The episode originally aired on May 29, 2020. Former contestants Nina West and Yvie Oddly, as well as Dolly Parton make guest appearances.

Crystal Methyd portrays both a mother bird and a baby bird during "I'm Like a Bird". In 2021, Miles Griffis of the American animal welfare organization Audubon said the bird species in the video was "not positively identified". Jaida Essence Hall had the "most traditional" performance of the three finalists, according to Nylon, which said she delivered a "sexy, fishy rendition" of "Get Up" that used her couch and floor, and highlighted her face and hair.

=== Fashion ===
RuPaul wears a face mask.

== Reception ==
Kate Kulzick of The A.V. Club gave the episode a rating of 'A-'. Paul McCallion of Vulture rated the episode five out of five stars.
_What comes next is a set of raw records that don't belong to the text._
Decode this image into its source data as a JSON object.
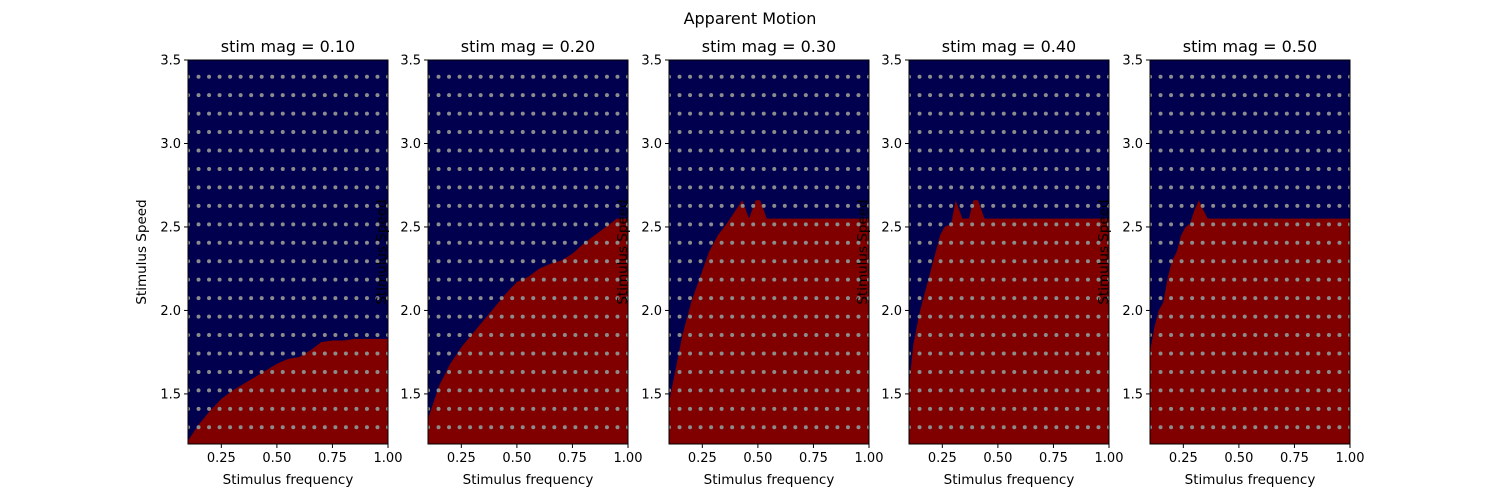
{
  "figure": {
    "title": "Apparent Motion"
  },
  "colors": {
    "blue": "#00004f",
    "red": "#800000",
    "dots": "#8c8c8c",
    "axis": "#000000"
  },
  "chart_data": [
    {
      "type": "heatmap",
      "title": "stim mag = 0.10",
      "xlabel": "Stimulus frequency",
      "ylabel": "Stimulus Speed",
      "xlim": [
        0.1,
        1.0
      ],
      "ylim": [
        1.2,
        3.5
      ],
      "xticks": [
        "0.25",
        "0.50",
        "0.75",
        "1.00"
      ],
      "yticks": [
        "1.5",
        "2.0",
        "2.5",
        "3.0",
        "3.5"
      ],
      "sample_grid": {
        "x_count": 20,
        "y_count": 20,
        "x_range": [
          0.1,
          1.0
        ],
        "y_range": [
          1.3,
          3.4
        ]
      },
      "boundary": {
        "x": [
          0.1,
          0.15,
          0.2,
          0.25,
          0.3,
          0.35,
          0.4,
          0.45,
          0.5,
          0.55,
          0.6,
          0.65,
          0.7,
          0.75,
          0.8,
          0.85,
          0.9,
          0.95,
          1.0
        ],
        "y": [
          1.22,
          1.32,
          1.4,
          1.47,
          1.52,
          1.56,
          1.6,
          1.64,
          1.68,
          1.71,
          1.72,
          1.76,
          1.81,
          1.82,
          1.82,
          1.83,
          1.83,
          1.83,
          1.83
        ]
      },
      "regions": {
        "above": "blue",
        "below": "red"
      }
    },
    {
      "type": "heatmap",
      "title": "stim mag = 0.20",
      "xlabel": "Stimulus frequency",
      "ylabel": "Stimulus Speed",
      "xlim": [
        0.1,
        1.0
      ],
      "ylim": [
        1.2,
        3.5
      ],
      "xticks": [
        "0.25",
        "0.50",
        "0.75",
        "1.00"
      ],
      "yticks": [
        "1.5",
        "2.0",
        "2.5",
        "3.0",
        "3.5"
      ],
      "sample_grid": {
        "x_count": 20,
        "y_count": 20,
        "x_range": [
          0.1,
          1.0
        ],
        "y_range": [
          1.3,
          3.4
        ]
      },
      "boundary": {
        "x": [
          0.1,
          0.15,
          0.2,
          0.25,
          0.3,
          0.35,
          0.4,
          0.45,
          0.5,
          0.55,
          0.6,
          0.65,
          0.7,
          0.75,
          0.8,
          0.85,
          0.9,
          0.95,
          1.0
        ],
        "y": [
          1.35,
          1.55,
          1.68,
          1.78,
          1.86,
          1.94,
          2.02,
          2.1,
          2.17,
          2.2,
          2.25,
          2.28,
          2.3,
          2.34,
          2.4,
          2.45,
          2.5,
          2.55,
          2.55
        ]
      },
      "regions": {
        "above": "blue",
        "below": "red"
      }
    },
    {
      "type": "heatmap",
      "title": "stim mag = 0.30",
      "xlabel": "Stimulus frequency",
      "ylabel": "Stimulus Speed",
      "xlim": [
        0.1,
        1.0
      ],
      "ylim": [
        1.2,
        3.5
      ],
      "xticks": [
        "0.25",
        "0.50",
        "0.75",
        "1.00"
      ],
      "yticks": [
        "1.5",
        "2.0",
        "2.5",
        "3.0",
        "3.5"
      ],
      "sample_grid": {
        "x_count": 20,
        "y_count": 20,
        "x_range": [
          0.1,
          1.0
        ],
        "y_range": [
          1.3,
          3.4
        ]
      },
      "boundary": {
        "x": [
          0.1,
          0.13,
          0.16,
          0.2,
          0.24,
          0.28,
          0.32,
          0.36,
          0.4,
          0.43,
          0.46,
          0.49,
          0.51,
          0.54,
          0.6,
          0.7,
          0.8,
          0.9,
          1.0
        ],
        "y": [
          1.45,
          1.65,
          1.85,
          2.05,
          2.2,
          2.35,
          2.45,
          2.52,
          2.6,
          2.66,
          2.55,
          2.66,
          2.66,
          2.55,
          2.55,
          2.55,
          2.55,
          2.55,
          2.55
        ]
      },
      "regions": {
        "above": "blue",
        "below": "red"
      }
    },
    {
      "type": "heatmap",
      "title": "stim mag = 0.40",
      "xlabel": "Stimulus frequency",
      "ylabel": "Stimulus Speed",
      "xlim": [
        0.1,
        1.0
      ],
      "ylim": [
        1.2,
        3.5
      ],
      "xticks": [
        "0.25",
        "0.50",
        "0.75",
        "1.00"
      ],
      "yticks": [
        "1.5",
        "2.0",
        "2.5",
        "3.0",
        "3.5"
      ],
      "sample_grid": {
        "x_count": 20,
        "y_count": 20,
        "x_range": [
          0.1,
          1.0
        ],
        "y_range": [
          1.3,
          3.4
        ]
      },
      "boundary": {
        "x": [
          0.1,
          0.12,
          0.15,
          0.18,
          0.21,
          0.24,
          0.26,
          0.29,
          0.31,
          0.34,
          0.37,
          0.39,
          0.41,
          0.44,
          0.5,
          0.6,
          0.8,
          1.0
        ],
        "y": [
          1.55,
          1.8,
          2.0,
          2.15,
          2.3,
          2.45,
          2.5,
          2.52,
          2.66,
          2.55,
          2.55,
          2.66,
          2.66,
          2.55,
          2.55,
          2.55,
          2.55,
          2.55
        ]
      },
      "regions": {
        "above": "blue",
        "below": "red"
      }
    },
    {
      "type": "heatmap",
      "title": "stim mag = 0.50",
      "xlabel": "Stimulus frequency",
      "ylabel": "Stimulus Speed",
      "xlim": [
        0.1,
        1.0
      ],
      "ylim": [
        1.2,
        3.5
      ],
      "xticks": [
        "0.25",
        "0.50",
        "0.75",
        "1.00"
      ],
      "yticks": [
        "1.5",
        "2.0",
        "2.5",
        "3.0",
        "3.5"
      ],
      "sample_grid": {
        "x_count": 20,
        "y_count": 20,
        "x_range": [
          0.1,
          1.0
        ],
        "y_range": [
          1.3,
          3.4
        ]
      },
      "boundary": {
        "x": [
          0.1,
          0.12,
          0.14,
          0.16,
          0.18,
          0.2,
          0.22,
          0.24,
          0.26,
          0.28,
          0.3,
          0.32,
          0.34,
          0.36,
          0.4,
          0.6,
          0.8,
          1.0
        ],
        "y": [
          1.75,
          1.9,
          2.0,
          2.05,
          2.2,
          2.3,
          2.35,
          2.45,
          2.5,
          2.52,
          2.6,
          2.66,
          2.6,
          2.55,
          2.55,
          2.55,
          2.55,
          2.55
        ]
      },
      "regions": {
        "above": "blue",
        "below": "red"
      }
    }
  ]
}
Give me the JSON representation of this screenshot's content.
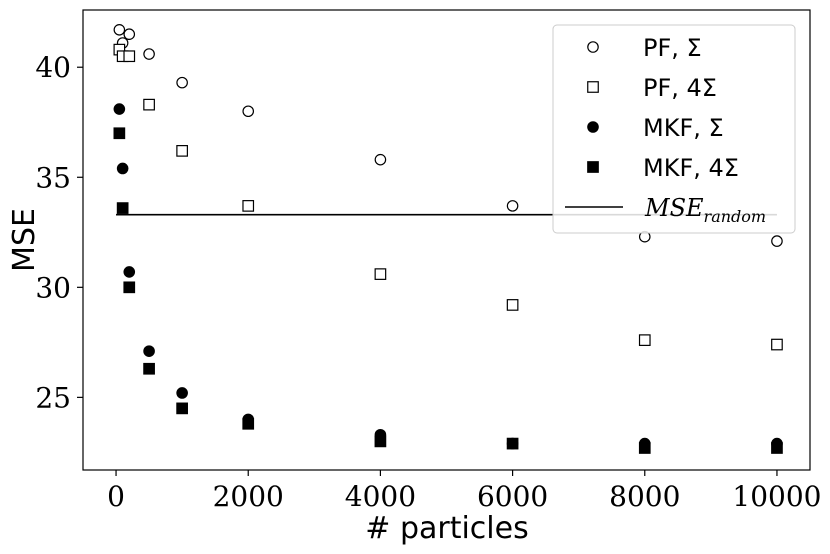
{
  "chart_data": {
    "type": "scatter",
    "title": "",
    "xlabel": "# particles",
    "ylabel": "MSE",
    "xlim": [
      -500,
      10500
    ],
    "ylim": [
      21.7,
      42.6
    ],
    "xticks": [
      0,
      2000,
      4000,
      6000,
      8000,
      10000
    ],
    "xtick_labels": [
      "0",
      "2000",
      "4000",
      "6000",
      "8000",
      "10000"
    ],
    "yticks": [
      25,
      30,
      35,
      40
    ],
    "ytick_labels": [
      "25",
      "30",
      "35",
      "40"
    ],
    "grid": false,
    "legend_placement": "top-right",
    "series": [
      {
        "name": "PF, Σ",
        "marker": "circle-open",
        "x": [
          50,
          100,
          200,
          500,
          1000,
          2000,
          4000,
          6000,
          8000,
          10000
        ],
        "y": [
          41.7,
          41.1,
          41.5,
          40.6,
          39.3,
          38.0,
          35.8,
          33.7,
          32.3,
          32.1
        ]
      },
      {
        "name": "PF, 4Σ",
        "marker": "square-open",
        "x": [
          50,
          100,
          200,
          500,
          1000,
          2000,
          4000,
          6000,
          8000,
          10000
        ],
        "y": [
          40.8,
          40.5,
          40.5,
          38.3,
          36.2,
          33.7,
          30.6,
          29.2,
          27.6,
          27.4
        ]
      },
      {
        "name": "MKF, Σ",
        "marker": "circle-filled",
        "x": [
          50,
          100,
          200,
          500,
          1000,
          2000,
          4000,
          6000,
          8000,
          10000
        ],
        "y": [
          38.1,
          35.4,
          30.7,
          27.1,
          25.2,
          24.0,
          23.3,
          22.9,
          22.9,
          22.9
        ]
      },
      {
        "name": "MKF, 4Σ",
        "marker": "square-filled",
        "x": [
          50,
          100,
          200,
          500,
          1000,
          2000,
          4000,
          6000,
          8000,
          10000
        ],
        "y": [
          37.0,
          33.6,
          30.0,
          26.3,
          24.5,
          23.8,
          23.0,
          22.9,
          22.7,
          22.7
        ]
      }
    ],
    "reference_line": {
      "name": "MSE_random",
      "name_main": "MSE",
      "name_sub": "random",
      "y": 33.3,
      "x": [
        0,
        10000
      ]
    },
    "legend": [
      {
        "label": "PF, Σ",
        "marker": "circle-open"
      },
      {
        "label": "PF, 4Σ",
        "marker": "square-open"
      },
      {
        "label": "MKF, Σ",
        "marker": "circle-filled"
      },
      {
        "label": "MKF, 4Σ",
        "marker": "square-filled"
      }
    ]
  }
}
Kevin O'Keeffe of Xtra Magazine said "staging their own digital drag shows made for one of the best finale challenges we've ever seen". Daniel Reynolds of The Advocate called the "I'm Like a Bird" performance "unforgettable". Sam Damshenas of Gay Times said Crystal Methyd "served one of the most batshit crazy performances in the show’s history; reenacting the life cycle of a bird and regurgitating in her mouth".